Sonntag, 6. Juli 2025

Heute regnet es nur einmal – von morgens bis abends. Aber das habe ich gewusst. Meine Einkäufe habe ich bereits am Vortag erledigt und da es mit dem Regen auch kalt ist, bleibe ich gemütlich in meinem Daunenschlafsack eingemummelt bis 11 Uhr liegen. Gemütliches Frühstück. Bei dem Wetter habe ich keine Lust von Bord zu gehen.

Regen – ein Tag an dem man keinen Hund vor die Türe jagt

Nachdem jetzt alle Akkus voll geladen sind, richte ich an den LiFePo Batterien alles so, das ich schnell und einfach die Peripherie aktivieren kann. D.h. der 230 V Konverter bleibt angeschlossen und auch das Ladekabel für das Ladegerät der LiFePo Akkus. Dann sortiere ich noch das am Vortag verursachte Chaos etwas und spüle das Geschirr der letzten zwei Tage. Der Akku der starken LED-Taschenlampe wird auch noch gleich geladen.

Am Nachmittag setze ich mich an den Laptop, neben mir das iPad. Überlegungen anstellen, wie ich die nächsten zwei Tage gestalten kann. Das Traumziel, Haparanda, habe ich mit dem heutigen Tag abgeschrieben. Es ist für mich nicht mehr erreichbar. Es wären immer noch etwa 600 gesegelte Seemeilen von hier bis Haparanda. Etwa 650 Seemeilen bin ich jetzt unterwegs. Die Frage ist: Soll ich noch etwas in den Norden oder gleich wieder zurück Richtung Süden. Im Moment kann ich mich nicht entschließen. Ich denke ich entscheide es am nächsten Tag spontan im Laufe des Vormittags.

Achja, inzwischen kann ich den kühlen Temperaturen auch etwas abgewinnen: Schon in Älmsta (als noch mein Bekannter mit an Bord war) bemerkten wir, dass es hier ordentlich Stechmücken haben kann. Das ist hier nicht besser. Trotz der kühlen Temperaturen „verirren“ sich zwei oder drei Stechmücken in das Boot. Das Thema möchte ich mir gerade nicht bei 25 Grad ausdenken.

Kuggören

Montag, 7. Juli 2025

Nachdem ich meine Arbeit vorerst erledigt habe, kann ich gegen 14 Uhr ablegen. Zum nächsten Hafen wäre es zu weit auch aufgrund des schwachen, ungünstigen Windes. Deshalb suchte ich irgendeine Ankerbucht oder SXK-Boje in machbarer Entfernung.

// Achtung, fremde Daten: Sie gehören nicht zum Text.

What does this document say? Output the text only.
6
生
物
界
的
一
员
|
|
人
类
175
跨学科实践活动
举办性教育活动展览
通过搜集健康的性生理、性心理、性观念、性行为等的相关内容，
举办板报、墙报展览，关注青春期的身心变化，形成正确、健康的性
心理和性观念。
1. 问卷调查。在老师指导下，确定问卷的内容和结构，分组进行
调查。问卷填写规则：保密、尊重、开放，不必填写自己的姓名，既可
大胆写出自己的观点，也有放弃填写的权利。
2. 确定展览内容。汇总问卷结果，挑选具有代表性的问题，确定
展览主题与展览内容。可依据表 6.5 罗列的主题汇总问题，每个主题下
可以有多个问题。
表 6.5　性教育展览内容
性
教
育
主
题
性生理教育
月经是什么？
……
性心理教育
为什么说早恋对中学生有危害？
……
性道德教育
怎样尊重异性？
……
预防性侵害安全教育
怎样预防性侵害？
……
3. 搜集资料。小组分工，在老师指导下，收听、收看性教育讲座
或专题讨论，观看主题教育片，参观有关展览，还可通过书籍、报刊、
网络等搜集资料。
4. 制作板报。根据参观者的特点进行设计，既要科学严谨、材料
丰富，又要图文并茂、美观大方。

Das einzige, was sich anbot, war eine SXK-Boje bei Kuggören. Zuerst ging es wieder raus aus der Bucht von Hudiksvall. Diesmal jedoch unter Segel. Musste zwar ein paar Mal improvisieren, aber letztendlich ging das ganz gut. Es war ein ziemlich wechselnder Wind sowohl in Stärke als auch in Richtung.

Nachdem ich wieder einmal eine Durchfahrt zwischen zwei Inseln hatte, ging es gezwungenermaßen raus auf die offene See. Leider stimmte die Windrichtung nicht so, wie sich das Orca gedacht hatte. Ich segelte erst einmal weiter auf dem ungünstigen Kurs (hoch am Wind). Die Welle nahm mehr und mehr zu. Am Ende waren es etwa 2 Meter. Gleichzeitig lies der Wind nach – nur noch 7 bis 8 Knoten. So machte ich nur noch etwa 3 Knoten Fahrt am Wind. Das machte keinen Sinn. Deshalb holte ich dann letztendlich die Segel herunter, um die letzten 10 sm mit Motor zu machen.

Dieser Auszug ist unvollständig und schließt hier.